Low-latency replacement for local Java sockets, using shared memory.

It has been developed under Linux and works optimally on this platform thanks to the use of a futex accessed through JNI. The futex allows to implement inter-process wait/notify.

Jocket can work without a futex but it involves active waiting or sleeping so it is not ideal in all situations. It is possible that a similar feature exists on macOS/Windows but I have not looked into it yet.

I don't currently use Jocket in production but several people have contacted me for advice or bug reports so I suspect some people do :)

Current benchmarks show a 10-100x performance improvement when compared to a standard socket.

The chart above displays the rountrip latency (in microseconds) between two processes:

• T0: the client sends a PING (4 bytes) to the server
• T1: the client receives a PONG (1024 bytes) from the server

This benchmark was run on an old Dell D830 laptop with an Intel Core i5-2500 (4-core 3.30GHz) CPU.

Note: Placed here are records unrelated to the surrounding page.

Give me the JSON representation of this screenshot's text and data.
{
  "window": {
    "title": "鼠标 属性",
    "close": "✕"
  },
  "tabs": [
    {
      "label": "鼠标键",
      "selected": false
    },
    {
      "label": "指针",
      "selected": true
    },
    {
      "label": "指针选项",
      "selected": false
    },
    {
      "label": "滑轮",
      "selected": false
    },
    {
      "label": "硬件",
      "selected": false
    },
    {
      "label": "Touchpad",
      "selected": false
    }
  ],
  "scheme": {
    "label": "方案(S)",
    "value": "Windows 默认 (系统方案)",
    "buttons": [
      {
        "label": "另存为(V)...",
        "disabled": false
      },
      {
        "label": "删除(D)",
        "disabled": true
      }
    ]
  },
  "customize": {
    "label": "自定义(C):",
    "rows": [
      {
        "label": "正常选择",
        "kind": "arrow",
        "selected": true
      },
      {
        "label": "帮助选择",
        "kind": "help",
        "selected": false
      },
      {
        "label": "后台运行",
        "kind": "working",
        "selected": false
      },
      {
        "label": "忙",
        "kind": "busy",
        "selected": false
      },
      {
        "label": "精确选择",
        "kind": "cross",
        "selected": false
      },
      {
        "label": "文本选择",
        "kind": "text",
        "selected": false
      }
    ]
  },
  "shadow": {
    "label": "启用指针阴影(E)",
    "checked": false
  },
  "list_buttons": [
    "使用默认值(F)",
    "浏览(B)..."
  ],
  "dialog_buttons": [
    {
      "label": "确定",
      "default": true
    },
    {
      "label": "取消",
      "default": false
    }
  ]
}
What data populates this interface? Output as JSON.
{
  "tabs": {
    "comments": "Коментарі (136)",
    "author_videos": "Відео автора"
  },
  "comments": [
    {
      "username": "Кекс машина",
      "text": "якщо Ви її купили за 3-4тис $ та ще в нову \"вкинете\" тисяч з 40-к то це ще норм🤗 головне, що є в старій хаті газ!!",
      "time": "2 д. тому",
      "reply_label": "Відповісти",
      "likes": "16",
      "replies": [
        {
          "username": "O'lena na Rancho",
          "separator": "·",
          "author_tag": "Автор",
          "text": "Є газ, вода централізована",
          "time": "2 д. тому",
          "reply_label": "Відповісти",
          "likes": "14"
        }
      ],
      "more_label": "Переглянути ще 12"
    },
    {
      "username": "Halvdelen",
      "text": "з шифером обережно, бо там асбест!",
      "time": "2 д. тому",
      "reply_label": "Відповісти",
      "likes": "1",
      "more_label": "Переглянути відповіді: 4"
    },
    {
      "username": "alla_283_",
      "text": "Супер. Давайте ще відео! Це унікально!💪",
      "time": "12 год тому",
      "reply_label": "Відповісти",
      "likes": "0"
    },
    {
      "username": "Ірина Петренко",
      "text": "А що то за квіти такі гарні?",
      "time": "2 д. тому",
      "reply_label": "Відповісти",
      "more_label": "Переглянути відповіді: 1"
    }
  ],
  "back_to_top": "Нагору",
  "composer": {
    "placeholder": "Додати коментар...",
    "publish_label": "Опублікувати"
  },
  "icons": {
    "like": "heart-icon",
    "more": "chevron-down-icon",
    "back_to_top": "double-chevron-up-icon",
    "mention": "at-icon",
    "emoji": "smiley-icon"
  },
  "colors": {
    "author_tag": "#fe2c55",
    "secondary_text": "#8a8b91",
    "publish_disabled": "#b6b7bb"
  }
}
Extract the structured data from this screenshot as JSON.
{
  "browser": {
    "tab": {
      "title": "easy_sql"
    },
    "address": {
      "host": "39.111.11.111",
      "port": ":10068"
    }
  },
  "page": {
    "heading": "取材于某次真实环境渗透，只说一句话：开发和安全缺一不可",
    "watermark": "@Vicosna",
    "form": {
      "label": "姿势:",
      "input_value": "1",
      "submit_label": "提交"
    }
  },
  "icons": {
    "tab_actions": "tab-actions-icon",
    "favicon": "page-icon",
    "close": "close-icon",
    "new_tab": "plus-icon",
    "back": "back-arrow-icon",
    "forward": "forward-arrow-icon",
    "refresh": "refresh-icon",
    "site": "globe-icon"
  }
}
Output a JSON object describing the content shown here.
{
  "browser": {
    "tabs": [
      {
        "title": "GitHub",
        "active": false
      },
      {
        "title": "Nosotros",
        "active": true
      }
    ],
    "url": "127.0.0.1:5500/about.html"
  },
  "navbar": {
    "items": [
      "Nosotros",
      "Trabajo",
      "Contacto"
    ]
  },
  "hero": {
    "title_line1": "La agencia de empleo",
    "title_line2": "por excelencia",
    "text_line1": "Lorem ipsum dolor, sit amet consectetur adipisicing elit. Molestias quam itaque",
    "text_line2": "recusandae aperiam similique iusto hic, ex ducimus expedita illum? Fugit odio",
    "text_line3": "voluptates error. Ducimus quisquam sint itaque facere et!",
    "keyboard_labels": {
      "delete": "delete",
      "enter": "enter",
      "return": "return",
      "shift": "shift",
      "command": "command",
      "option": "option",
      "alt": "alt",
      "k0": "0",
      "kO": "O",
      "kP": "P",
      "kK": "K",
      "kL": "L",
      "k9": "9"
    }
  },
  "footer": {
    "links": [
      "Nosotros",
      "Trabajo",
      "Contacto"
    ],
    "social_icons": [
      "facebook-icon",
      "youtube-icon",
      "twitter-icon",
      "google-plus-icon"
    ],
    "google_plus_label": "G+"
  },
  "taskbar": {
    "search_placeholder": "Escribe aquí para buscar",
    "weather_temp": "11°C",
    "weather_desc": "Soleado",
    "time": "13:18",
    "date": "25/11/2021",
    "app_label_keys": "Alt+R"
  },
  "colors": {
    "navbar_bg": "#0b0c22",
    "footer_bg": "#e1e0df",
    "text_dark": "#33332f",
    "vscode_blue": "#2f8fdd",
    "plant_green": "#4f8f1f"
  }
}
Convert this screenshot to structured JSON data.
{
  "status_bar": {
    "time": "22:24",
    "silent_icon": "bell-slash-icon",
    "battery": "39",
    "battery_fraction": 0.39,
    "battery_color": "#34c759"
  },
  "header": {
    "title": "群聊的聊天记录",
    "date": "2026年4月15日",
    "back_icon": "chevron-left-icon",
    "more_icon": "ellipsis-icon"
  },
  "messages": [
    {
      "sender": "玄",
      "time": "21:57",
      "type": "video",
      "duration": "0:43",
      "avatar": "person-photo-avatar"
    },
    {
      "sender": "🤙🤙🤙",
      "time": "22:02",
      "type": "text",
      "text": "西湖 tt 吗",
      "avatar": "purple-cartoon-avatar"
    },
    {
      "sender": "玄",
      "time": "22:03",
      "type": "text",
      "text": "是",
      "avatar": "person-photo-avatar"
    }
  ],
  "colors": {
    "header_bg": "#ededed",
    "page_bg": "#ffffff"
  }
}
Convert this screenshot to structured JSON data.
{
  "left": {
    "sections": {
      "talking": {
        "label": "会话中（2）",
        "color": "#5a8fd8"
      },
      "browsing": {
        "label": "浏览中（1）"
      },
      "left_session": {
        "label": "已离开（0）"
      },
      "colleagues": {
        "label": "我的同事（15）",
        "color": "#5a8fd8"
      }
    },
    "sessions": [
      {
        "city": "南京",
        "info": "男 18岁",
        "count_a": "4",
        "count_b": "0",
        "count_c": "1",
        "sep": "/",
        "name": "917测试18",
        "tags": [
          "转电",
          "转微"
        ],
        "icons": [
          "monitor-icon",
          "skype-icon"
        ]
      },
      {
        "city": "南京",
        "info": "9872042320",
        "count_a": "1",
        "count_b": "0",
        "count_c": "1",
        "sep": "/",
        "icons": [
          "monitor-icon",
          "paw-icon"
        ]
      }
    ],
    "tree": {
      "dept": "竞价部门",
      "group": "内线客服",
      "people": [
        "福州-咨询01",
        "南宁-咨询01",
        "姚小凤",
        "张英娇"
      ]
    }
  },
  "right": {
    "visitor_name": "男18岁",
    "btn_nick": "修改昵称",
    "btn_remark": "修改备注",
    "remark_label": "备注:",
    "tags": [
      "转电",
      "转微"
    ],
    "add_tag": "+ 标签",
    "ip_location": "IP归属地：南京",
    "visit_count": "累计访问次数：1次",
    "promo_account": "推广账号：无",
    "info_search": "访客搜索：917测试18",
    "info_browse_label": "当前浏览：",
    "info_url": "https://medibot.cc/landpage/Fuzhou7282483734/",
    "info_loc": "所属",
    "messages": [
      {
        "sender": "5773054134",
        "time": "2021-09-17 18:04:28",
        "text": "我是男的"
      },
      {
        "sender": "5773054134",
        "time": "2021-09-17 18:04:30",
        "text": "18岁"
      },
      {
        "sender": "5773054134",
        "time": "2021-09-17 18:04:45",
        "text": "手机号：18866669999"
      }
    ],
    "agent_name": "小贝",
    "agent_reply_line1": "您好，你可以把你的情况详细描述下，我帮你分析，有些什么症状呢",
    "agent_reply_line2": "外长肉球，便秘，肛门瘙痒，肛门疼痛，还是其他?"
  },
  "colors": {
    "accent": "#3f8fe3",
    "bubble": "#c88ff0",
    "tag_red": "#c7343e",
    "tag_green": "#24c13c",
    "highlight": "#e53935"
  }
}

The output of the benchmark should look like:

$ ./run-bench.sh -Dreps=500000
Jocket listening on 3333
Warming up     :      50000 reps, pause between reps: 0ns... done in 114ms
Running test   :     500000 reps, pause between reps: 0ns... done in 279ms
Dumping results in /tmp/Jocket
1.0%          ( 495000) :     0,50 (us)
10.0%         ( 450000) :     0,52 (us)
50.0%         ( 250000) :     0,53 (us)
99.0%         (   5000) :     0,57 (us)
99.9%         (    500) :     0,60 (us)
99.99%        (     51) :     1,97 (us)
99.999%       (      6) :     5,43 (us)
99.9999%      (      1) :    15,57 (us)

$ ./run-bench.sh -Dreps=500000 -Dtcp=true
Java ServerSocket listening on 3333
Warming up     :      50000 reps, pause between reps: 0ns... done in 737ms
Running test   :     500000 reps, pause between reps: 0ns... done in 9597ms
Dumping results in /tmp/Socket
1.0%          ( 495000) :     9,42 (us)
10.0%         ( 450000) :     9,79 (us)
50.0%         ( 250000) :    20,62 (us)
99.0%         (   5000) :    22,05 (us)
99.9%         (    500) :    32,69 (us)
99.99%        (     51) :   509,07 (us)
99.999%       (      6) :  2128,08 (us)
99.9999%      (      1) :  4546,98 (us)

The following options can be passed to the run-bench.sh script

• -Dtcp=true : uses a normal socket instead of Jocket (default=false)
• -Dreps=1000 : sets the number of repetitions to 1000 (default=300000)
• -Dpause=1000 : pauses for 1000 nanoseconds between each rep (default=0)
• -DreplySize=4096 : sets the size of the PONG reply (default=1024)
• -Dwarmup=0 : sets the number of reps during warmup to 0 (default=50000)
• -Dport=1234 : use port 1234 (default=3333)
• -Dnostats=true : do not record and dump latencies (useful if number of reps is too big)

The client outputs a file /tmp/Jocket or /tmp/Socket which can be fed into Gnuplot, Excel etc.

Example with gnuplot:

plot '/tmp/Jocket' using 1 with lines title 'Jocket', '/tmp/Socket' using 1 with lines title 'TCP (loopback)'

Just run the following commands to build Jocket and run the benchmark.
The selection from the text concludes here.